Let’s say that, in the CompanyName column, you see 3 different companies:
- ABC Inc.
- ABC Company
- ABC Industries
Now, you know that all 3 those are the same entity. But when using data matching software, you’d miss those matches. With WordSmith, you can identify such instances by setting max. Number of Words in a Group to 2 or 3 and then using the Replace option to replace the 3 phrases we listed above with ‘ABC’ or whichever standard format you prefer for company names.
The change would automatically be applied to every instance in your data – regardless of whether you have a hundred records or 10 million.
Let’s take a look at one more example. Say you have the following 3 distinct companies in the CompanyName column:
- XYZ Incorporated
- 123 Incorporated
- ABC Incorporated
When matching, these records might get flagged as a match because of the word Incorporated being present across all 3. A false positive. With WordSmith, you can identify such instances and use the delete option to remove it from this column entirely.

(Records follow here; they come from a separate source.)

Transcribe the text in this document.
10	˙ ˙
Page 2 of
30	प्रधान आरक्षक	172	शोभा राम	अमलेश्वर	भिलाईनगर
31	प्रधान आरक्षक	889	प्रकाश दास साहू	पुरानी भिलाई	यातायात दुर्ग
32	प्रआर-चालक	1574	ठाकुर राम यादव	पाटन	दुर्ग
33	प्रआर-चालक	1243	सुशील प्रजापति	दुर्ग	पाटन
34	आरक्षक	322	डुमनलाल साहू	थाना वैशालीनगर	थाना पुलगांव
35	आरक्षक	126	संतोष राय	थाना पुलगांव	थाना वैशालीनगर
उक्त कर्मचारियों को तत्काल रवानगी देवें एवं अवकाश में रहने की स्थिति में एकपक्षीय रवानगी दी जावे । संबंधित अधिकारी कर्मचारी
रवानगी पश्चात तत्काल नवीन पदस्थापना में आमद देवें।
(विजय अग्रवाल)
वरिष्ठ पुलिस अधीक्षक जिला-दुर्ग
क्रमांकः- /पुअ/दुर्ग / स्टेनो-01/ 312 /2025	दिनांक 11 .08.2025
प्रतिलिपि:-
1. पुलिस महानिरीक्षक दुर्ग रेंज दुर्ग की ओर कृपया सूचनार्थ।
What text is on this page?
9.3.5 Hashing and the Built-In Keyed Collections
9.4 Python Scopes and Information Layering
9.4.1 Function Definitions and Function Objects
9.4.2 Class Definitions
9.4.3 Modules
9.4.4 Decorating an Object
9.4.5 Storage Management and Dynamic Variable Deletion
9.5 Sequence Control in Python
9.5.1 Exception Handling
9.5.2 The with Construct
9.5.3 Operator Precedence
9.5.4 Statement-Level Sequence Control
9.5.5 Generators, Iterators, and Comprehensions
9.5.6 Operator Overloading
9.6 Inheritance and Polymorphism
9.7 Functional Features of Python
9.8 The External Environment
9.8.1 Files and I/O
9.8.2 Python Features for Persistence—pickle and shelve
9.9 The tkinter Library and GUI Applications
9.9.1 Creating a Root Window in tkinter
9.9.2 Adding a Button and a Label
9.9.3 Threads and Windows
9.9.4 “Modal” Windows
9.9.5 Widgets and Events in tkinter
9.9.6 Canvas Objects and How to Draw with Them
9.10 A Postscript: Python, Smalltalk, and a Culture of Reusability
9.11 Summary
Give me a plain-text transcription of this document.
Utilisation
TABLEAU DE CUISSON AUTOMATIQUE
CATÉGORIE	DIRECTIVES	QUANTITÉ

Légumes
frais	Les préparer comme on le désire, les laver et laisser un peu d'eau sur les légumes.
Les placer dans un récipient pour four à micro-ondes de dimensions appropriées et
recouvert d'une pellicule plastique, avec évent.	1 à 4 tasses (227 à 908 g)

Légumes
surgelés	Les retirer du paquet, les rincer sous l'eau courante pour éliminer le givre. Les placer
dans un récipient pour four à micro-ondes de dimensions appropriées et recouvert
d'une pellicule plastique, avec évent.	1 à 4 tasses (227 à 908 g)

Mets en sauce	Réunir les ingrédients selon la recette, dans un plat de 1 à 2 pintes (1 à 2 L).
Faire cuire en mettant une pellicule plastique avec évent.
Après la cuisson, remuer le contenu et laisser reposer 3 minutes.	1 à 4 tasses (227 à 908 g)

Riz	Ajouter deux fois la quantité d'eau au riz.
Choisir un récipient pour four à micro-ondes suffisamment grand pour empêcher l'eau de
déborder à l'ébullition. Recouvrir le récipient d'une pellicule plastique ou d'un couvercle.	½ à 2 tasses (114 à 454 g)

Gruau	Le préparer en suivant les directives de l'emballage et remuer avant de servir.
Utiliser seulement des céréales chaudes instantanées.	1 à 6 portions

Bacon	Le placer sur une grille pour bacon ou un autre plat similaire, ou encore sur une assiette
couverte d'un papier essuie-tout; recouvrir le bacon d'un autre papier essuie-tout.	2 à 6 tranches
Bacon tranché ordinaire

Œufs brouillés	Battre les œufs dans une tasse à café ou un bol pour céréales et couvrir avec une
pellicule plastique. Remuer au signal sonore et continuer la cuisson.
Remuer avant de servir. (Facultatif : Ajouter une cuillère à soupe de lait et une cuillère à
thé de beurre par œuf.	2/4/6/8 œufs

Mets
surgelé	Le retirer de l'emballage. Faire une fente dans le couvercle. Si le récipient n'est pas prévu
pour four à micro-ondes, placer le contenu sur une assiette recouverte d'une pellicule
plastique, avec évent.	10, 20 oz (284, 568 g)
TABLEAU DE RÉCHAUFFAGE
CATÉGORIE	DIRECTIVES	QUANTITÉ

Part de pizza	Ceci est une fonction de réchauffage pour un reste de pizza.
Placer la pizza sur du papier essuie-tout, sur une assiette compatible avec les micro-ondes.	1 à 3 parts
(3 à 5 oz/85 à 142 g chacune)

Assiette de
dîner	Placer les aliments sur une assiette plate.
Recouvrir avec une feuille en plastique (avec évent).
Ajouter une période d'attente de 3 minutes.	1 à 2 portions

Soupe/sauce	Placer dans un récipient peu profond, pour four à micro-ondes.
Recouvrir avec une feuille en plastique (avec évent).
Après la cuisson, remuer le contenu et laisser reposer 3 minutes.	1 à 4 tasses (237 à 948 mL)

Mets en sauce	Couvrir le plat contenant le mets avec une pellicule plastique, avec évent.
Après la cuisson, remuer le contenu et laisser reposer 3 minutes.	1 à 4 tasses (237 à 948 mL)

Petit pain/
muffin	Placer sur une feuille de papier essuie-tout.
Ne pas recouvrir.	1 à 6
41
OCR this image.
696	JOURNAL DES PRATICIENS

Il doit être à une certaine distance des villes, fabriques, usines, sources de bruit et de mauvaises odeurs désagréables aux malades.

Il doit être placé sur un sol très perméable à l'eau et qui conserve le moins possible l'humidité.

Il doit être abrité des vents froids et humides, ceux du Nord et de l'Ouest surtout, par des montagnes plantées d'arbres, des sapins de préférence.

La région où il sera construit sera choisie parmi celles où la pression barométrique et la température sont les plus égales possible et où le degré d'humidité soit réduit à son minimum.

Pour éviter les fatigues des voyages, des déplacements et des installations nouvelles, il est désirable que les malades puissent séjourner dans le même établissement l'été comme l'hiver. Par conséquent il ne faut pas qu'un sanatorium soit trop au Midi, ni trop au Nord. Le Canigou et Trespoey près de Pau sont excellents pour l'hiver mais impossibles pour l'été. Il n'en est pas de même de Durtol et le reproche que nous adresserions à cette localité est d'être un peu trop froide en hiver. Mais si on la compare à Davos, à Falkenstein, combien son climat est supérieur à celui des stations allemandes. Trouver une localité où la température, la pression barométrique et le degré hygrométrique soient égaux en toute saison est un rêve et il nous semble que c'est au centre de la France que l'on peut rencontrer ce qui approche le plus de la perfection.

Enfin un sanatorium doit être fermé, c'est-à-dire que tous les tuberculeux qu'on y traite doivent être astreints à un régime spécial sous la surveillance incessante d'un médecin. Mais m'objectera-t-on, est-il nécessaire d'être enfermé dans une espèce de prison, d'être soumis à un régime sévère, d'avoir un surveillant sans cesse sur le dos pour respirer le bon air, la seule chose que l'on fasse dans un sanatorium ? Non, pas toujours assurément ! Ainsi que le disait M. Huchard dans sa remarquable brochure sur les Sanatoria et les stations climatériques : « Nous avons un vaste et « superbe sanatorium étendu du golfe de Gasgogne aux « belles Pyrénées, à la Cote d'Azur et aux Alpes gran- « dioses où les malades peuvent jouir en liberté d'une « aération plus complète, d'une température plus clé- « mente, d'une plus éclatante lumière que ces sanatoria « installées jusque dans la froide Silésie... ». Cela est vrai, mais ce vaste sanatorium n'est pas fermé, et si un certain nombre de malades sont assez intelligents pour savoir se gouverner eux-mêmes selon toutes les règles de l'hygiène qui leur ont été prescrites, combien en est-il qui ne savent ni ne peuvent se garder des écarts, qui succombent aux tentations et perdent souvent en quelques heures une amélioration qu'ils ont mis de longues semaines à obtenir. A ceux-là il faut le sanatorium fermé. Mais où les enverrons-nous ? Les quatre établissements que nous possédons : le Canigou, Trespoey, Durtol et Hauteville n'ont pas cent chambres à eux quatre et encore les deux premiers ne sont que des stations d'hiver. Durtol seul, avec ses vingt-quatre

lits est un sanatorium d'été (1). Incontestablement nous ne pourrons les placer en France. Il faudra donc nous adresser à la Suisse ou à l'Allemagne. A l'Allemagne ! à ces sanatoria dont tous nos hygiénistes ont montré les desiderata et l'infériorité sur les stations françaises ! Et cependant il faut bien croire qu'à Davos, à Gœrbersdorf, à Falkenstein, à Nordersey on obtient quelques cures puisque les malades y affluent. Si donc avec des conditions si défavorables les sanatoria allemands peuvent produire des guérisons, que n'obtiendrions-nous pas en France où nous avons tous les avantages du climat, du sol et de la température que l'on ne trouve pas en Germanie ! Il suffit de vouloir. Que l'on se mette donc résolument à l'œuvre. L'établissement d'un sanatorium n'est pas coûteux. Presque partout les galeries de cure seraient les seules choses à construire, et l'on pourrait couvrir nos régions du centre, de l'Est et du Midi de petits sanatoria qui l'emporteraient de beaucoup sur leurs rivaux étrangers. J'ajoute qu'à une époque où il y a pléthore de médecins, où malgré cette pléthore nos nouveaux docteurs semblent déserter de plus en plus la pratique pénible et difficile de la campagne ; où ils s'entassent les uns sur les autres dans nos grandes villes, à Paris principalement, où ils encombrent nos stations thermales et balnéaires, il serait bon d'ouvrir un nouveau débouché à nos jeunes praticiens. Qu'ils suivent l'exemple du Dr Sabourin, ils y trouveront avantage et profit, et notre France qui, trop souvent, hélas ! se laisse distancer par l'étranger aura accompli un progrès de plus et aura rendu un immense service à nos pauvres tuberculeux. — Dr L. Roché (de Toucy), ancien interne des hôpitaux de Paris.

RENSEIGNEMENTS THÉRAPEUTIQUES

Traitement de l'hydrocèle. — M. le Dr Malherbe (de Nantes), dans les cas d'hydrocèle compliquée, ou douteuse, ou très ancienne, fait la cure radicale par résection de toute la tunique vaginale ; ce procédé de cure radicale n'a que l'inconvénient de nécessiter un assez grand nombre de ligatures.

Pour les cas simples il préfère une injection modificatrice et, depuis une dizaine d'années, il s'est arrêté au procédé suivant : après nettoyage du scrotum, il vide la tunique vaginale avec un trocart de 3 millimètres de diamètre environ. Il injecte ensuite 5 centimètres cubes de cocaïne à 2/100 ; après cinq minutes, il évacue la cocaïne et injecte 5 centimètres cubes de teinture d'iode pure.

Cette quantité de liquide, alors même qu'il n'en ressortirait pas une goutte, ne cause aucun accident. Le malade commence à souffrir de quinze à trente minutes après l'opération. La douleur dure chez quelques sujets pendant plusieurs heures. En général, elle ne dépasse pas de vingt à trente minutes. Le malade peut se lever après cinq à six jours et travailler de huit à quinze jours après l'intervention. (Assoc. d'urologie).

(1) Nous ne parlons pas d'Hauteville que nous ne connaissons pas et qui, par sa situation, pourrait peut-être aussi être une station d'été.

Filtering or Parsing Data to a New Column
Let’s say that you’re a housing company and have a customer column that contains data for both owners and renters. You want to be able to immediately identify which entities are renters and which are owners by adding a special tag to each record.
To do that with WordSmith, you can create a new column that shows status, either renter or owner. You can associate renter and owner records with their respective tags. Now when you are viewing your data, you will have an extra column that helps you quickly see whether the entity is an owner or renter.
The parsing feature can be used in hundreds of different ways. Another use-case is when you have phone numbers with area code as the prefix. You could separate area codes from phone numbers for standardization purposes. Simply parse out area codes into a separate column and assign a replacement value if you want so the new column simply lists area name rather than the area code. You can now delete the area codes from the original column. All of this can be done within WordSmith by a few simple point-and-click actions and the changes will be applied to your data in bulk.
While seemingly simple, WordSmith is used by our customers in thousands of innovative ways for bulk data standardization. For data sources that may contain similar types of data and issues, you can also save WordSmith templates that you create for future use. Just use the ‘Load’ option after opening WordSmith and your template will be ready for use.
Pro tip: When working with millions of records, many users prefer the familiar interface of Microsoft Excel. You can import WordSmith libraries into Excel to make the changes you want and then load them back up.